Cite: O’Neill PK, Or M, Erill I. scnRCA: a novel method to detect consistent patterns of translational selection in mutationally-biased genomes. PLoS One. 2013;8(10):e76177. doi: 10.1371/journal.pone.0076177. PMID: 24116094; PMCID: PMC3792112.
BioWord is a powerful biological sequence editor operating in the most convenient of places: inside your usual word-processor (Microsoft Word 2007 and 2010).

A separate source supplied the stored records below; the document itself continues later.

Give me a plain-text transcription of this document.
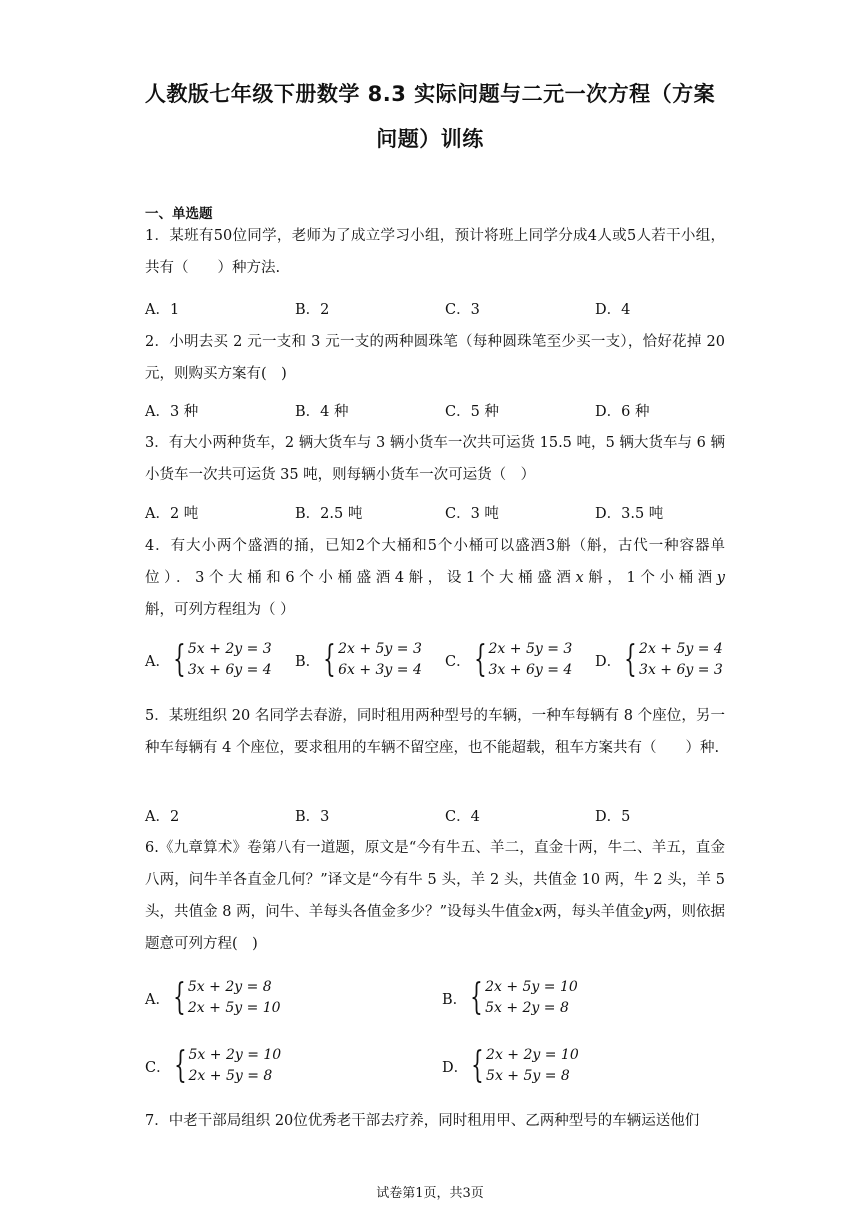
人教版七年级下册数学 8.3 实际问题与二元一次方程（方案
问题）训练
一、单选题
1．某班有50位同学，老师为了成立学习小组，预计将班上同学分成4人或5人若干小组，共有（　　）种方法.
A．1	B．2	C．3	D．4
2．小明去买 2 元一支和 3 元一支的两种圆珠笔（每种圆珠笔至少买一支），恰好花掉 20 元，则购买方案有(　)
A．3 种	B．4 种	C．5 种	D．6 种
3．有大小两种货车，2 辆大货车与 3 辆小货车一次共可运货 15.5 吨，5 辆大货车与 6 辆小货车一次共可运货 35 吨，则每辆小货车一次可运货（　）
A．2 吨	B．2.5 吨	C．3 吨	D．3.5 吨
4．有大小两个盛酒的捅，已知2个大桶和5个小桶可以盛酒3斛（斛，古代一种容器单位）．3个大桶和6个小桶盛酒4斛，设1个大桶盛酒x斛，1个小桶酒y斛，可列方程组为（ ）
A． { 5x + 2y = 3
3x + 6y = 4
B． { 2x + 5y = 3
6x + 3y = 4
C． { 2x + 5y = 3
3x + 6y = 4
D． { 2x + 5y = 4
3x + 6y = 3
5．某班组织 20 名同学去春游，同时租用两种型号的车辆，一种车每辆有 8 个座位，另一种车每辆有 4 个座位，要求租用的车辆不留空座，也不能超载，租车方案共有（　　）种.
A．2	B．3	C．4	D．5
6.《九章算术》卷第八有一道题，原文是“今有牛五、羊二，直金十两，牛二、羊五，直金八两，问牛羊各直金几何？”译文是“今有牛 5 头，羊 2 头，共值金 10 两，牛 2 头，羊 5 头，共值金 8 两，问牛、羊每头各值金多少？”设每头牛值金x两，每头羊值金y两，则依据题意可列方程(　)
A． { 5x + 2y = 8
2x + 5y = 10
B． { 2x + 5y = 10
5x + 2y = 8
C． { 5x + 2y = 10
2x + 5y = 8
D． { 2x + 2y = 10
5x + 5y = 8
7．中老干部局组织 20位优秀老干部去疗养，同时租用甲、乙两种型号的车辆运送他们
试卷第1页，共3页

Easy to install and embedded into a Microsoft Office Ribbon, BioWord allows instant access to most sequence manipulation and editing needs, such as reverse-complementing, DNA to protein translation or FASTA formatting, and features a full suite of sequence search methods, pair-wise alignment and motif discovery, as well as the ability to generate consensus logos for both DNA and protein multiple sequence alignments.
Cite: Anzaldi LJ, Muñoz-Fernández D, Erill I. BioWord: a sequence manipulation suite for Microsoft Word. BMC Bioinformatics. 2012 Jun 7;13:124. doi: 10.1186/1471-2105-13-124. PMID: 22676326; PMCID: PMC3546851.